As most existing dehazing models are end-to-end, you are supposed to modify the network to make it a physics-baesd one.

To be specific, take GCANet as an example. In its GCANet.py file, the variable y in Line 96 is the final feature map. You should replace the final deconv layer by two branches for transmission maps and dehazing results, separately. The branch can be consisted of two simple convolutional layers. In addition, you should also add an A-Net to generate atmosphere light.

Pre-Training:

With the modified Network, you can do the pre-train phase with synthetic data. In our settings, we use OTS from RESIDE dataset as the data for pre-training.

In main.py, we present the pipeline and loss settings for the pre-training of PSD-FFANet, you can take it as an example and modify it to fit your own model.

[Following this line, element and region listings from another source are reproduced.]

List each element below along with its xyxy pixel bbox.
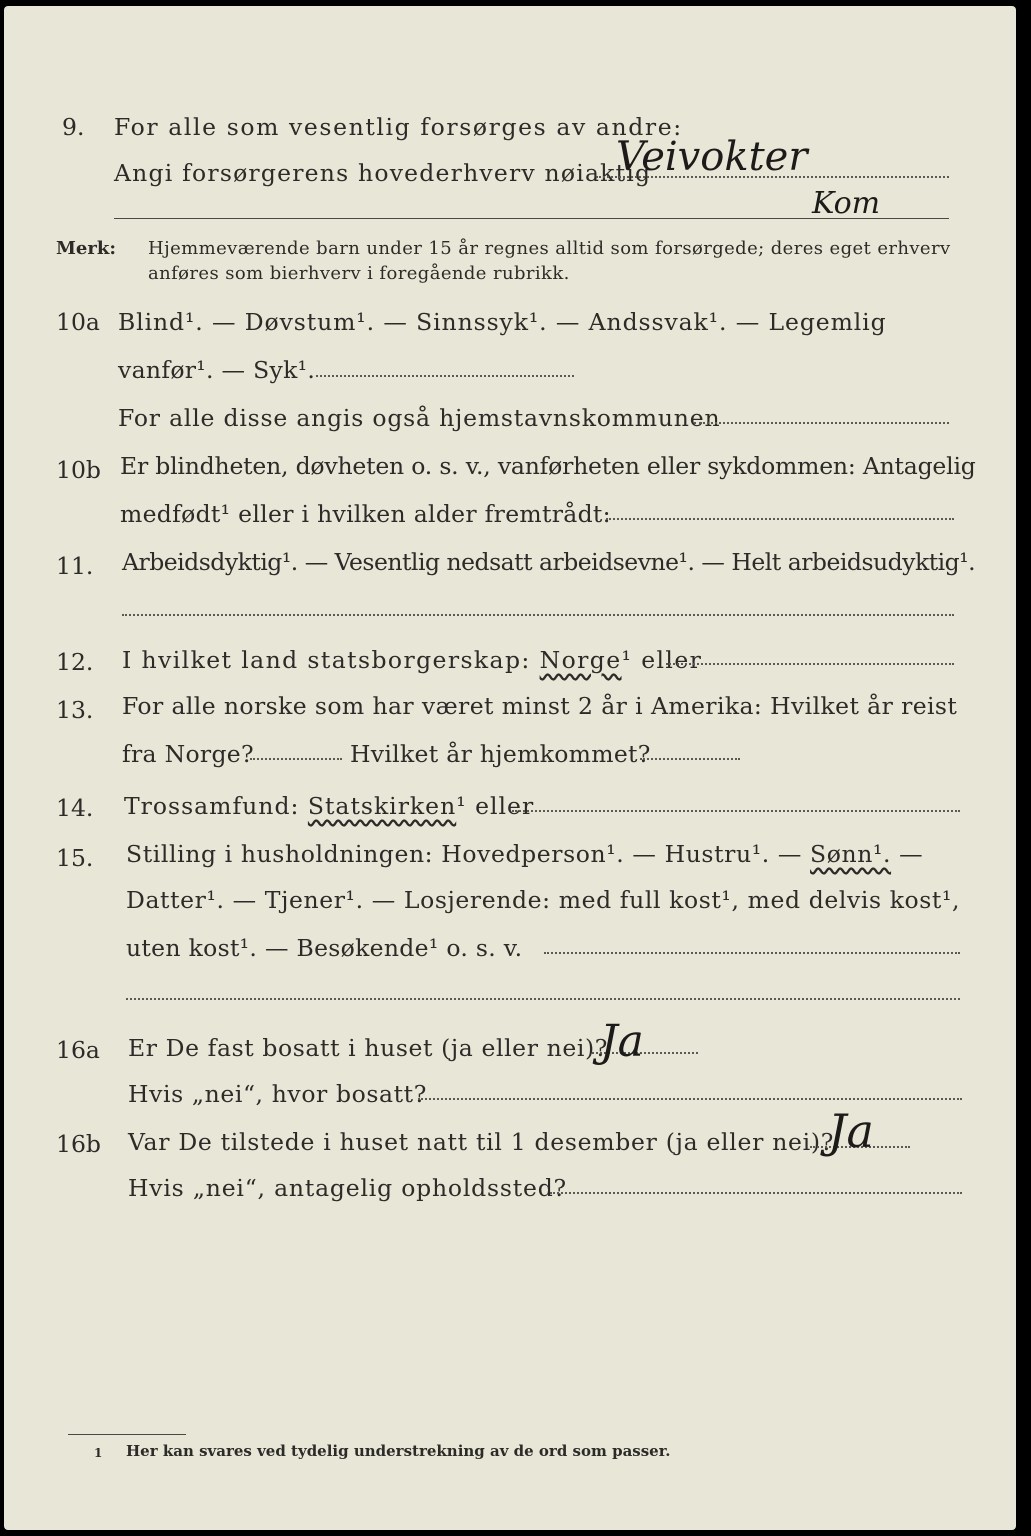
q15-line1a: Stilling i husholdningen: Hovedperson¹. — Hustru¹. — [126,840,802,868]
q14-number: 14. [56,794,94,822]
q12-suffix: ¹ eller [621,646,703,674]
footnote-separator [68,1434,186,1435]
q16a-residence-line [418,1098,962,1100]
q13-line2a: fra Norge? [122,740,254,768]
q9-line1: For alle som vesentlig forsørges av andre: [114,113,683,141]
q10b-answer-line [606,518,954,520]
q16b-whereabouts-line [550,1192,962,1194]
merk-label: Merk: [56,238,116,259]
census-form-page [4,6,1016,1530]
q14-prefix: Trossamfund: [124,792,300,820]
q14-line1 [124,792,534,820]
q10a-line2: vanfør¹. — Syk¹. [118,356,316,384]
q12-line1 [122,646,702,674]
q13-line1: For alle norske som har været minst 2 år i Amerika: Hvilket år reist [122,692,958,720]
q11-line1: Arbeidsdyktig¹. — Vesentlig nedsatt arbeidsevne¹. — Helt arbeidsudyktig¹. [122,548,976,576]
q16b-number: 16b [56,1130,101,1158]
q15-underlined-answer: Sønn¹. [810,840,892,868]
q16a-number: 16a [56,1036,100,1064]
q16b-line1: Var De tilstede i huset natt til 1 desember (ja eller nei)? [128,1128,835,1156]
q16a-line2: Hvis „nei“, hvor bosatt? [128,1080,427,1108]
q10a-line1: Blind¹. — Døvstum¹. — Sinnssyk¹. — Andssvak¹. — Legemlig [118,308,887,336]
q13-number: 13. [56,696,94,724]
q15-line2: Datter¹. — Tjener¹. — Losjerende: med full kost¹, med delvis kost¹, [126,886,961,914]
q12-prefix: I hvilket land statsborgerskap: [122,646,531,674]
q13-return-line [640,758,740,760]
q10a-number: 10a [56,308,100,336]
q12-answer-line [666,663,954,665]
q13-departure-line [250,758,342,760]
q15-line1 [126,840,923,868]
q14-answer-line [512,810,960,812]
q10b-line1: Er blindheten, døvheten o. s. v., vanførheten eller sykdommen: Antagelig [120,452,976,480]
q15-line3: uten kost¹. — Besøkende¹ o. s. v. [126,934,523,962]
merk-line2: anføres som bierhverv i foregående rubrikk. [148,263,570,284]
q10b-line2: medfødt¹ eller i hvilken alder fremtrådt: [120,500,611,528]
q15-line1b: — [899,840,924,868]
footnote-mark: 1 [94,1446,103,1460]
q16b-handwritten-answer: Ja [828,1104,874,1158]
q11-answer-line [122,614,954,616]
q16a-line1: Er De fast bosatt i huset (ja eller nei)? [128,1034,608,1062]
q10a-line3: For alle disse angis også hjemstavnskommunen [118,404,721,432]
q15-number: 15. [56,844,94,872]
q15-answer-line [544,952,960,954]
q10b-number: 10b [56,456,101,484]
q9-handwritten-answer: Veivokter [616,134,808,180]
q13-line2b: Hvilket år hjemkommet? [350,740,651,768]
q9-number: 9. [62,113,85,141]
merk-line1: Hjemmeværende barn under 15 år regnes alltid som forsørgede; deres eget erhverv [148,238,951,259]
q14-suffix: ¹ eller [456,792,535,820]
q16b-line2: Hvis „nei“, antagelig opholdssted? [128,1174,567,1202]
q15-answer-line-2 [126,998,960,1000]
q10a-answer-line [316,375,574,377]
q11-number: 11. [56,552,94,580]
q16a-handwritten-answer: Ja [600,1016,644,1067]
q9-line2: Angi forsørgerens hovederhverv nøiaktig [114,159,652,187]
q12-underlined-answer: Norge [539,646,622,674]
q14-underlined-answer: Statskirken [307,792,457,820]
q12-number: 12. [56,648,94,676]
q10a-hometown-line [694,422,949,424]
q9-handwritten-answer-2: Kom [812,186,881,221]
footnote-text: Her kan svares ved tydelig understrekning av de ord som passer. [126,1442,671,1460]
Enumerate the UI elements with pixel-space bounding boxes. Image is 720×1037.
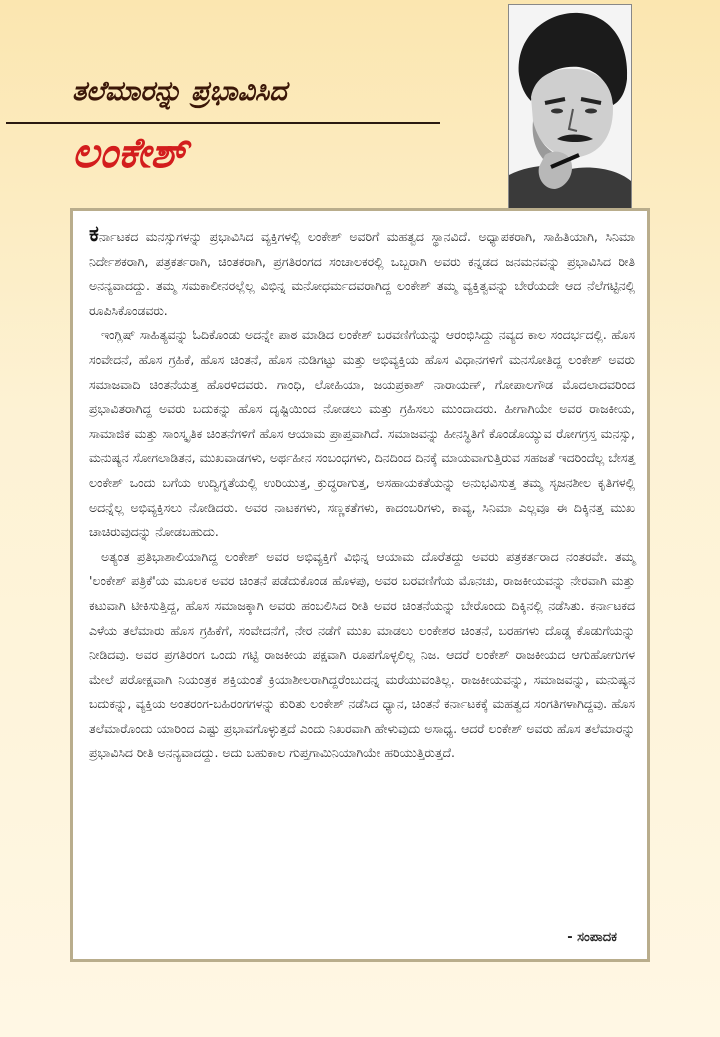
article-paragraph-1	[89, 222, 635, 323]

Based on our observations, the pre-train models usually have similar performance (sometimes suffer slight drops) on PSNR and SSIM compared with the original models.

Fine-tuning:

Start from a pre-trained model, you can fine-tune it with real-world data in an unsupervised manner. We use RTTS from RESIDE dataset as our fine-tuning data. We also process all hazy images in RTTS by CLAHE for convenience.

You can find both RTTS and our pre-processed data in this Link (code: wxty). Code for the fine-tuning of the three provided models is included in finetune.py.